Lufthansa-Flugkapitän wird nach Erreichen der Altersgrenze nicht weiterbeschäftigt
Der Kläger des Ausgangsverfahrens war bei der Lufthansa als Flugkapitän und Ausbilder beschäftigt. Nachdem er die Altersgrenze von 65 Jahren, die das EU-Recht für Piloten im gewerblichen Luftverkehr zwingend vorschreibt, im Oktober 2013 erreicht hatte, beschäftigte ihn die Lufthansa ab November 2013 nicht mehr. Ende Dezember 2013 endete sein Arbeitsvertrag. Im November und Dezember 2013 verfügte er weiterhin über seine Lizenz zum Führen von Verkehrsflugzeugen sowie seine Berechtigungen als Ausbilder und Prüfer.

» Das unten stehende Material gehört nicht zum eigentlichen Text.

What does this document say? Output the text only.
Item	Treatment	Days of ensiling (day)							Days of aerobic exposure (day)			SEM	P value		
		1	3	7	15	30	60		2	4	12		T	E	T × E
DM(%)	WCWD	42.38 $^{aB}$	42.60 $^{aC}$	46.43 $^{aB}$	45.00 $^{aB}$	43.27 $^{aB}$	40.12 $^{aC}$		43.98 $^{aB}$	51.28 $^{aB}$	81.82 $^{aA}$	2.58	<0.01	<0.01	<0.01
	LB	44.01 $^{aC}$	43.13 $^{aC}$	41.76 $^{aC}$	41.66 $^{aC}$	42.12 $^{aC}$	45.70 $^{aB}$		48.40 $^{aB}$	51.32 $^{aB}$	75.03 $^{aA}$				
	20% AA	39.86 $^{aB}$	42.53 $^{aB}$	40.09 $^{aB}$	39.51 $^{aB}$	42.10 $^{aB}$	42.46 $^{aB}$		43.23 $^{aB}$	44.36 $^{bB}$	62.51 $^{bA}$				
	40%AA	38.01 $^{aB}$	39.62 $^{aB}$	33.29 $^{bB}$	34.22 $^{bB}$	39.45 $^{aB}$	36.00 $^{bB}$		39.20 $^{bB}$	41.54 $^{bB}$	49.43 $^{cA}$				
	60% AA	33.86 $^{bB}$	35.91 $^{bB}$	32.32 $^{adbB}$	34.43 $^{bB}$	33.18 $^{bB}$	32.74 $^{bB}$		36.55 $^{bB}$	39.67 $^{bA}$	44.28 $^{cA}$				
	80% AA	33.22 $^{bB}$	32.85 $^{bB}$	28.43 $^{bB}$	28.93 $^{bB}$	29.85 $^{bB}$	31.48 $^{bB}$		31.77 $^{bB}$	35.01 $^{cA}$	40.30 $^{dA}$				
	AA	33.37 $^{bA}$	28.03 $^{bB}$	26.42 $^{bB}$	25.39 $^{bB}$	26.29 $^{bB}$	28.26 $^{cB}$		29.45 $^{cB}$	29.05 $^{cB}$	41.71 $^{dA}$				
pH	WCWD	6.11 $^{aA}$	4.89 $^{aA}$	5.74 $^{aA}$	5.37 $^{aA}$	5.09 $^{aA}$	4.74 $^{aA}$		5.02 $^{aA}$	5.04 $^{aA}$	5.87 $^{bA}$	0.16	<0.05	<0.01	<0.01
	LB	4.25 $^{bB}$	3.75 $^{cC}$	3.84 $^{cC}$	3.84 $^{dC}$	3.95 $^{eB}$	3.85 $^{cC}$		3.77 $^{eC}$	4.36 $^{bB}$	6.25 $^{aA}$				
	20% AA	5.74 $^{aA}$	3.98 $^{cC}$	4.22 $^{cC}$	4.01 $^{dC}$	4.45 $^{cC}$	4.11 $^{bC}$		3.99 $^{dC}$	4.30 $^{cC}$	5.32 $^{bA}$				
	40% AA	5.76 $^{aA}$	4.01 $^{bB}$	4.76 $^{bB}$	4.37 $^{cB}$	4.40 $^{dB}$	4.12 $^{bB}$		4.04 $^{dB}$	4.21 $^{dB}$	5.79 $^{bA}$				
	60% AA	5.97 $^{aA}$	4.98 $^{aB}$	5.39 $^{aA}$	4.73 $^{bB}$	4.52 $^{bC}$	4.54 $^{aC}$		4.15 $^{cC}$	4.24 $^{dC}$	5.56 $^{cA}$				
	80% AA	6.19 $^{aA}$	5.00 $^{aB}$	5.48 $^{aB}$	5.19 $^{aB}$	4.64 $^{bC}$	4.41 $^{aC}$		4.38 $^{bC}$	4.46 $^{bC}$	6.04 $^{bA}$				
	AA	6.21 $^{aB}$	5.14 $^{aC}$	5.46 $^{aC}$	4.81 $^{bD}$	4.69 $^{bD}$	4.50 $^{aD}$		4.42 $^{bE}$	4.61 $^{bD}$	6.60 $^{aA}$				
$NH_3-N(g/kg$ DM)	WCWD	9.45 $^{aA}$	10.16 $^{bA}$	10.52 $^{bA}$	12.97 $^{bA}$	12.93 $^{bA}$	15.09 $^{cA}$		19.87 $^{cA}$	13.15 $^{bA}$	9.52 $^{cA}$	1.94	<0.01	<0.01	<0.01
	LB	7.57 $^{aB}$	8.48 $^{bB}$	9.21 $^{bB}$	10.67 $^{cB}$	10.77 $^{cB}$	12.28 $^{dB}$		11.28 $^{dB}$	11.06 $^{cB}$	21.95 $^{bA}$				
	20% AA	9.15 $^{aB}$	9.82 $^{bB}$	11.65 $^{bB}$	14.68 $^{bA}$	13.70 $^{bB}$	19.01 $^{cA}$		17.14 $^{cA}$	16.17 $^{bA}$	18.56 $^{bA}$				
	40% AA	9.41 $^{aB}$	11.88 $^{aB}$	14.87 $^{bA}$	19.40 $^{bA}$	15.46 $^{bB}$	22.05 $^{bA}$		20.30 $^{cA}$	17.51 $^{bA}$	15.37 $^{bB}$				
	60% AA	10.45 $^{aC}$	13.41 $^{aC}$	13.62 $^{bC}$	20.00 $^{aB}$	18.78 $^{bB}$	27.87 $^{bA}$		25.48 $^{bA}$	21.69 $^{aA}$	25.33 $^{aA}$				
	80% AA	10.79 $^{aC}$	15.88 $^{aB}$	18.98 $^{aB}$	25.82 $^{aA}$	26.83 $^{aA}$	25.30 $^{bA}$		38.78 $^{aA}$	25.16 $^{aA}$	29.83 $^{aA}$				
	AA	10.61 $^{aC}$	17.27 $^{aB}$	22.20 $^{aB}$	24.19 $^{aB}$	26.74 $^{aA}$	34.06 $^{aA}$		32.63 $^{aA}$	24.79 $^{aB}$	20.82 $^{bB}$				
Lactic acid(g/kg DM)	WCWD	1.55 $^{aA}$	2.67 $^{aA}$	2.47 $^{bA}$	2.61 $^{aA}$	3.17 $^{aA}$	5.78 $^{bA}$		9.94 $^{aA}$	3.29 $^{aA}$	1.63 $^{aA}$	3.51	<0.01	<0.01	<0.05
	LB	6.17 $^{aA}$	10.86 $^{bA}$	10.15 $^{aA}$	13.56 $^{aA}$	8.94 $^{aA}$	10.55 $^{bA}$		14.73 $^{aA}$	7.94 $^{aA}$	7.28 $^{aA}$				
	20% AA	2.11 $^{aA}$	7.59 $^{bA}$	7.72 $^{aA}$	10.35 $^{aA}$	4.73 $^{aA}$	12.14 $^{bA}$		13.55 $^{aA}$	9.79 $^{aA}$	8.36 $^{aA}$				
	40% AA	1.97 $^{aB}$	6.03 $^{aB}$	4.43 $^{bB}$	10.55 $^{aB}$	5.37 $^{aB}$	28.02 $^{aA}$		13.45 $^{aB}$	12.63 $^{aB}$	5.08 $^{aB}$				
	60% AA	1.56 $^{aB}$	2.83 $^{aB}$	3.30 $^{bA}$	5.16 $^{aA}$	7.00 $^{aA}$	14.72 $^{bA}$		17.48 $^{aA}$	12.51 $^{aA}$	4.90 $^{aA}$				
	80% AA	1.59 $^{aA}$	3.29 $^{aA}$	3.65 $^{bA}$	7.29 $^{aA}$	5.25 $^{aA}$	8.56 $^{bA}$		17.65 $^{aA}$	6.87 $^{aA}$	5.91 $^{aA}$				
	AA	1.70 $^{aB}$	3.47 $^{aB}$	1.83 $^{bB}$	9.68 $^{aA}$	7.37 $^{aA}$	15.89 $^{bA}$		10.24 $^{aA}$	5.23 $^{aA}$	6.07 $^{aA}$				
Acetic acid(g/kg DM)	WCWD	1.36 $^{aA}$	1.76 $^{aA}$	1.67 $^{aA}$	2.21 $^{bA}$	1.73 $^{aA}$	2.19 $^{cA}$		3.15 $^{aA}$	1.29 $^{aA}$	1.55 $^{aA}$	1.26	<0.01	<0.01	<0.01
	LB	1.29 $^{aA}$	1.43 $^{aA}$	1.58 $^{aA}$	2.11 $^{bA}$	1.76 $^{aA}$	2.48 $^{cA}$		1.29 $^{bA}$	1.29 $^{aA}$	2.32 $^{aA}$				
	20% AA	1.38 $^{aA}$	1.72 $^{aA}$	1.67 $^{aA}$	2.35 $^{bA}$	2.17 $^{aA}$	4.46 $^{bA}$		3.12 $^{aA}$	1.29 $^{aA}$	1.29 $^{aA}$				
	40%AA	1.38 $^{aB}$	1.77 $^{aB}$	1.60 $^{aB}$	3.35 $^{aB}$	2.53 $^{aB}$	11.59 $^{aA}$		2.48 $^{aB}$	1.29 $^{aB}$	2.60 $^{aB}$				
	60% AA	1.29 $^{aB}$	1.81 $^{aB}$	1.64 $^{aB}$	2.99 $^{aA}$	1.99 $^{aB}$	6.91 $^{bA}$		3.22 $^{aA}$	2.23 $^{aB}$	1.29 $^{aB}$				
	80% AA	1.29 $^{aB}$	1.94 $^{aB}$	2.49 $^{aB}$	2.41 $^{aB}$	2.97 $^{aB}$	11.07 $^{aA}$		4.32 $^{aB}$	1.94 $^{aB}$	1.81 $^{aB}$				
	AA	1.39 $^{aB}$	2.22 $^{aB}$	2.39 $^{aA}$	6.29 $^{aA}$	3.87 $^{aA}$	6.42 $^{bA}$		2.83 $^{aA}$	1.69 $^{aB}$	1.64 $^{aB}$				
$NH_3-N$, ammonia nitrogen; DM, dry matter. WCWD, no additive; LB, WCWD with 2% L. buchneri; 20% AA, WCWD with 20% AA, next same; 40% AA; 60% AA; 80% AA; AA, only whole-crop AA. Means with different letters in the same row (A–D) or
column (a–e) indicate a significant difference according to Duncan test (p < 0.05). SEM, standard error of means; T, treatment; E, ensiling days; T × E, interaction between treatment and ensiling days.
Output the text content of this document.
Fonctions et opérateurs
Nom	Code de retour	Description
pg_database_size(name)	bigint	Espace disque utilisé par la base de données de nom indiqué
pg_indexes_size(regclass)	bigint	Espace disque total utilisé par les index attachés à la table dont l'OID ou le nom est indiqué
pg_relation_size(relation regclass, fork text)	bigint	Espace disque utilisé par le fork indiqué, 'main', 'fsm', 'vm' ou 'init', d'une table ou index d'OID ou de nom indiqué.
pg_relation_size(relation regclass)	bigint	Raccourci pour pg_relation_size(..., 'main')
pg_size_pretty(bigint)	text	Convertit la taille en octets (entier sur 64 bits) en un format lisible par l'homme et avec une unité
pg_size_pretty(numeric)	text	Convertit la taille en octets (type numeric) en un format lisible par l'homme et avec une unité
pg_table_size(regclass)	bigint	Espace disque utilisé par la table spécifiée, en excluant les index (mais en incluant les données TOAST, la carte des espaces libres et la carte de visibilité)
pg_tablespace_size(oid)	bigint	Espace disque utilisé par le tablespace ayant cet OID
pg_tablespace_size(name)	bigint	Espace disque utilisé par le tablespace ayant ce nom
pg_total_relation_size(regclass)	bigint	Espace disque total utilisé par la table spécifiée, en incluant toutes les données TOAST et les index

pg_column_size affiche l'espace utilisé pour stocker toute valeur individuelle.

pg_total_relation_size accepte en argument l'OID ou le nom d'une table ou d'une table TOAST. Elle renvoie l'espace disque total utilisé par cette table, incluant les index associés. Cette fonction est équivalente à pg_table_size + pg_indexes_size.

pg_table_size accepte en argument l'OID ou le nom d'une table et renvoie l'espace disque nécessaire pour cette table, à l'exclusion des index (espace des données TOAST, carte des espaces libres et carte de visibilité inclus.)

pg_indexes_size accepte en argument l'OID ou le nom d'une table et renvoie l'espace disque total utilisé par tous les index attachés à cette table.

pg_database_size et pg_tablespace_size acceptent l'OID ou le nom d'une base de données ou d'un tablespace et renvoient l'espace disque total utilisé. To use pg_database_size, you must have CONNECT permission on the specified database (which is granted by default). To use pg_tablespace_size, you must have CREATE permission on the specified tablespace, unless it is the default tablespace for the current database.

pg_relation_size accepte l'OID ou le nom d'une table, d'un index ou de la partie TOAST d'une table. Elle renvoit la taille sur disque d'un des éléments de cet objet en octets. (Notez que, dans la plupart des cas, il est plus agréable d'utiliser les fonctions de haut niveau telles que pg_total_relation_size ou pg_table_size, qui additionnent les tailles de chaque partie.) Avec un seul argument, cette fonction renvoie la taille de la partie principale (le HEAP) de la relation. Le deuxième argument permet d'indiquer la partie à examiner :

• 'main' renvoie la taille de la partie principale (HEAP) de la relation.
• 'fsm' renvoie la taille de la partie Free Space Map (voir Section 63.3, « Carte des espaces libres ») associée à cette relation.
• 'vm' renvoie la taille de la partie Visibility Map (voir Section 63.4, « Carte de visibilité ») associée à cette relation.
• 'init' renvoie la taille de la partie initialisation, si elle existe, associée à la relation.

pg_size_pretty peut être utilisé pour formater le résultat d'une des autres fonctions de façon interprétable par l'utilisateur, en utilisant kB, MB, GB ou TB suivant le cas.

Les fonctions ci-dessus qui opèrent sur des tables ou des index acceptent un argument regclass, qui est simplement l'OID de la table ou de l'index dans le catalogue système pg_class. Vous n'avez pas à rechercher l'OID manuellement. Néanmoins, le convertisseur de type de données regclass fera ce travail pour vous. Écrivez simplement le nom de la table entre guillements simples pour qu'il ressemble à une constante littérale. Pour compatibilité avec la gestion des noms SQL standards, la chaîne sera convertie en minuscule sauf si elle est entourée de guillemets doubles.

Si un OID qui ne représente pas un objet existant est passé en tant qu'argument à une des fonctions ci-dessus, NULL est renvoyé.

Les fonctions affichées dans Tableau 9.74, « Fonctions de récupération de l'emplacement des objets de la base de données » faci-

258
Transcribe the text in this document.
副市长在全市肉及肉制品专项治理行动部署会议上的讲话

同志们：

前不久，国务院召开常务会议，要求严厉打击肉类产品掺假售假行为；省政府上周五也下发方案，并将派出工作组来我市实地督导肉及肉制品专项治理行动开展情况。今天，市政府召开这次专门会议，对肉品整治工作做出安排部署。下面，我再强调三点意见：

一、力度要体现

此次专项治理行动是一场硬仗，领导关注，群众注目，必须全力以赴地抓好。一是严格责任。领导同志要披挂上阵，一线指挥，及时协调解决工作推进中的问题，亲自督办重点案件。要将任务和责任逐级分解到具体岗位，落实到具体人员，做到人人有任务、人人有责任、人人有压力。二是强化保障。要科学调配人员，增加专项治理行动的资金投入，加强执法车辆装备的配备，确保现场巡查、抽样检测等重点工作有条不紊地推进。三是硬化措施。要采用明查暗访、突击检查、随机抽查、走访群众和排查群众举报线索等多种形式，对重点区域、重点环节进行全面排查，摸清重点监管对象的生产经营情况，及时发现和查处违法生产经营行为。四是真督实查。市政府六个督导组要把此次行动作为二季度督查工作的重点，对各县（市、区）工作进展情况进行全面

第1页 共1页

BAG: Altersgrenze mit Diskriminierungsverbot wegen des Alters vereinbar?
Der Ausgangskläger fordert von der Lufthansa die Zahlung seiner Vergütung für die Monate November und Dezember 2013. Nach seiner Ansicht verstößt die fragliche Altersgrenze gegen das Verbot der Diskriminierung wegen des Alters (Art. 21 Abs. 1 der EU-Grundrechtecharta) und gegen seine Berufsfreiheit (Art. 15 der EU-Grundrechtecharta). Das Bundesarbeitsgericht (BeckRS 2016, 68730) rief den EuGH im Vorabentscheidungsverfahren an und befragte ihn zur Gültigkeit und Tragweite der streitigen Altersgrenze.
EuGH: Altersgrenze von 65 Jahren ist gültig
Der EuGH hat die Gültigkeit der Altersgrenze bestätigt. Zwar begründe die streitige Altersgrenze eine Ungleichbehandlung wegen des Alters. Diese Ungleichbehandlung sei jedoch gerechtfertigt, um die Sicherheit der Zivilluftfahrt in Europa zu gewährleisten. Denn es sei nicht zu bestreiten, dass die für den Beruf des Verkehrspiloten erforderlichen körperlichen Fähigkeiten mit zunehmendem Alter abnehmen. Mit der fraglichen Altersgrenze könne ausgeschlossen werden, dass ein Abnehmen dieser körperlichen Fähigkeiten nach dem 65. Lebensjahr zur Unfallursache wird, ohne dass jedoch gegen den Grundsatz der Verhältnismäßigkeit verstoßen würde.
Altersgrenze auf gewerblichen Luftverkehr beschränkt
Laut EuGH spricht für die Verhältnismäßigkeit, dass die Altersgrenze nur auf den gewerblichen Luftverkehr Anwendung finde, der durch eine größere technische Komplexität der Luftfahrzeuge und eine höhere Anzahl betroffener Personen als im nichtgewerblichen Luftverkehr gekennzeichnet sei. Zudem könne die Altersgrenze von 65 Jahren als hinreichend weit fortgeschritten betrachtet werden, um als Endpunkt der Zulassung als Pilot in der gewerblichen Luftfahrt zu dienen. Sie spiegle im Übrigen völkerrechtliche Vorschriften wider, die auf einer intensiven Fachdiskussion und auf Sachverstand gegründet seien und dieselbe Altersgrenze festlegten.
EU-Gesetzgeber muss keine individuelle Prüfung körperlicher und psychischer Fähigkeiten vorsehen
Weiter weist der EuGH darauf hin, dass der EU-Gesetzgeber aufgrund des ihm zur Verfügung stehenden Wertungsspielraums nicht dazu verpflichtet sei, statt einer Altersgrenze eine individuelle Prüfung der körperlichen und psychischen Fähigkeiten jedes Inhabers einer Pilotenlizenz vorzusehen, der älter als 65 Jahre sei. Schließlich sei die Altersgrenze auch mit der Berufsfreiheit vereinbar.
Leer- oder Überführungsflüge auch nach Erreichen der Altersgrenze erlaubt
Der EuGH streicht zudem heraus, dass der Inhaber einer Pilotenlizenz, der die Altersgrenze erreicht habe, weiterhin als Pilot Leer- oder Überführungsflüge im Gewerbebetrieb eines Luftverkehrsunternehmens durchführen dürfe, bei denen weder Fluggäste, noch Fracht oder Post befördert würden. Außerdem dürfe er weiterhin als Ausbilder und/oder Prüfer an Bord eines Flugzeugs tätig sein, sofern er kein Mitglied der Flugbesatzung sei.